A pesar de los trabajos de bacheo realizados en distintos tramos, las carreteras federales que cruzan la entidad continúan en pésimas condiciones, lo que, sumado a la temporada de lluvias, incrementa los riesgos para los automovilistas.
Pozo tras pozo: bacheo insuficiente
Las labores de mantenimiento no han logrado revertir el deterioro de las vías federales, donde los conductores continúan enfrentándose a baches de considerable tamaño que dañan vehículos y obligan a maniobras peligrosas para esquivarlos.
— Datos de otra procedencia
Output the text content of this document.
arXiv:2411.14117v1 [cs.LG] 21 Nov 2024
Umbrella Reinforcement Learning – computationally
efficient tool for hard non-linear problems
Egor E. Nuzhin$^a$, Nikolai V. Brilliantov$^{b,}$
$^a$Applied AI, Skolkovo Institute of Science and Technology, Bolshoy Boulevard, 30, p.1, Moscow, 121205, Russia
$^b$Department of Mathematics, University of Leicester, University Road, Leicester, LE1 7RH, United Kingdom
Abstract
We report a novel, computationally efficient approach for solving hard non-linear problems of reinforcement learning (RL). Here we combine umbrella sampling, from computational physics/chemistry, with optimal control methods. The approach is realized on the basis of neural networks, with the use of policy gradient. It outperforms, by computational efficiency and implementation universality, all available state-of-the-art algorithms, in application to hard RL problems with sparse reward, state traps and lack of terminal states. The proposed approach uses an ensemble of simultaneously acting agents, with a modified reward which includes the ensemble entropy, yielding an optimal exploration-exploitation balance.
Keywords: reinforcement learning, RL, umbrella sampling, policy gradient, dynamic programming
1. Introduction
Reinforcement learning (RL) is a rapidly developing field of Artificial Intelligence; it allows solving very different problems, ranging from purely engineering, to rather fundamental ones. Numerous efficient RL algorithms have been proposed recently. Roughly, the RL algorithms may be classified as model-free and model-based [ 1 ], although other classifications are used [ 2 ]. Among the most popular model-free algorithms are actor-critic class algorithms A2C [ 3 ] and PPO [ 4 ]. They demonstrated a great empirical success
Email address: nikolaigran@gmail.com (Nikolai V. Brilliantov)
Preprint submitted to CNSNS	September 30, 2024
La situación se agrava cuando llueve, pues el agua acumulada en los baches dificulta dimensionar su profundidad y ocasiona ponchaduras y daños en suspensiones.
Alerta: aumenta el riesgo de choques por alcance
Ante este escenario, se emitió una alerta por el mayor riesgo de choques por alcance durante las lluvias: la visibilidad reducida, el pavimento mojado y los remolinos de agua en zonas con pavimento dañado hacen que los tiempos de frenado sean mayores y las maniobras más complicadas.
A los conductores se les pide reducir velocidades, aumentar la distancia con el vehículo de adelante y extremar precauciones en los tramos federales reportados como los más dañados, especialmente durante y después de las precipitaciones que se pronostican para los próximos días.